7 – IL DIRETTORE DEI LAVORI

“…diretto dal meccanico Raffaello Sivieri.”

Anche se Manetti avrà avuto modo di seguire di persona i lavori, la realizzazione del ponte fu affidata alla direzione lavori del “meccanico” Raffaello Sivieri che era in realtà il giovane e stimatissimo direttore delle fonderie di Follonica.[15] Nato a Pistoia nel 1801, muore di malaria nel 1839 lasciando un vuoto tale che il Granduca pensa, di alienare le fonderie. La sua presenza sul cantiere dimostra l’importanza che esso rivestiva sul piano sperimentale per la nascente industria toscana, ma probabilmente sarà stata limitata al delicato momento del montaggio dei cavi metallici giunti da Follonica, quando le imponenti opere murarie erano già compiute. Ugualmente da Follonica saranno giunti i fregi e le iscrizioni in ghisa che adornano i piloni del ponte.

6 – LE FONDERIE DI FOLLONICA

ponte3“E’ una meraviglia dell’arte fusoria nata e fatta adulta in un istante nei forni di Follonica.”
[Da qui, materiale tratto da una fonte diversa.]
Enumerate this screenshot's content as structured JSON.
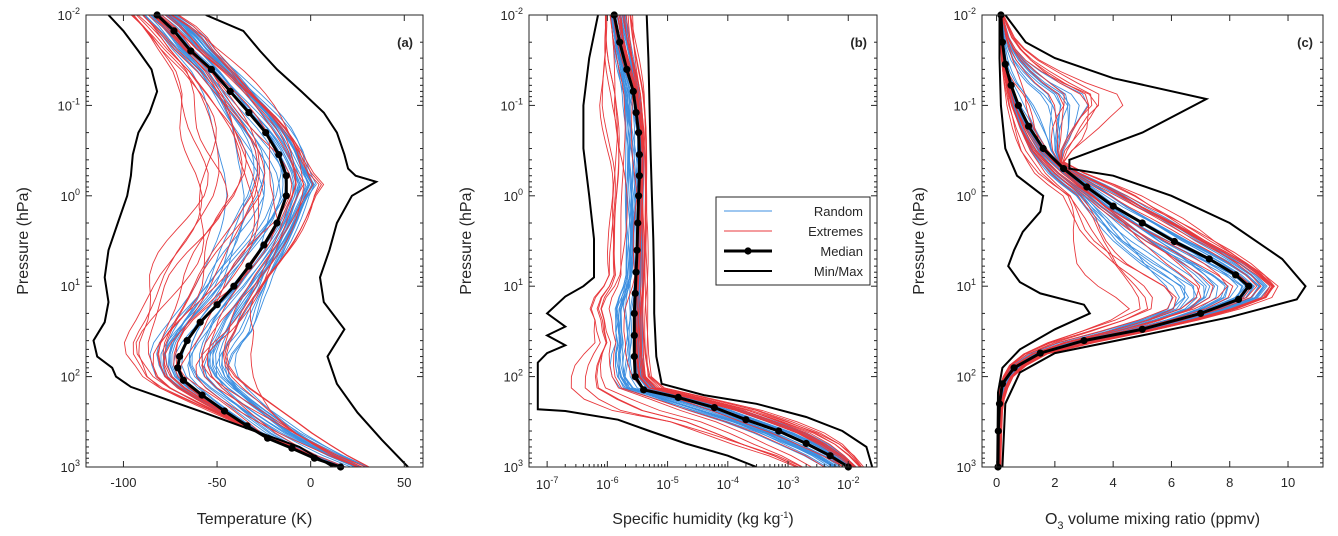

Leopoldo II riformando la struttura organizzativa dell’attività siderurgica aveva privilegiato l’area di Follonica, dove le ferriere esistevano dal XVI sec., sfruttando la facilità di approvvigionamento di ottimo minerale dall’isola d’Elba, aumentandone l’efficienza e la produttività, nonostante la malaria che limitava molto, nel corso dell’anno, l’attività lavorativa. Furono edificati edifici e nuovi impianti che diventarono operativi proprio negli anni di costruzione del ponte. Sull’ingresso dello stabilimento il Granduca volle fosse scritto : “Al ferro padre di tutte le industrie, siccome tempio, Leopoldo II dava l’anno MDCCCXXXIV“.
Da questa moderna struttura uscirono tutti gli elementi costruttivi e decorativi in ferro per la costruzione del ponte sospeso sull’Ombrone.

Altro elemento che lega Manetti alle fonderie di Follonica, è il ruolo di direttore artistico delle fonderie dell’architetto Carlo Reishammer, (Firenze 1806-1883) suo genero e suo strettissimo collaboratore. Si tratta di una interessantissima figura di progettista che solo di recente è stata messa in luce.[16]  La sua opera più conosciuta è la chiesa di S. Leopoldo a Follonica, caratterizzata d’uso insolito della ghisa nel portico, nel campanile, nei vari fregi ed addirittura negli interni. Notevoli anche le porte doganali di Livorno, in collaborazione con il suocero Manetti, la fontana in ghisa di Arcidosso e l’ingresso alle fonderie di Follonica; tutte caratterizzate dall’uso del ferro.[17]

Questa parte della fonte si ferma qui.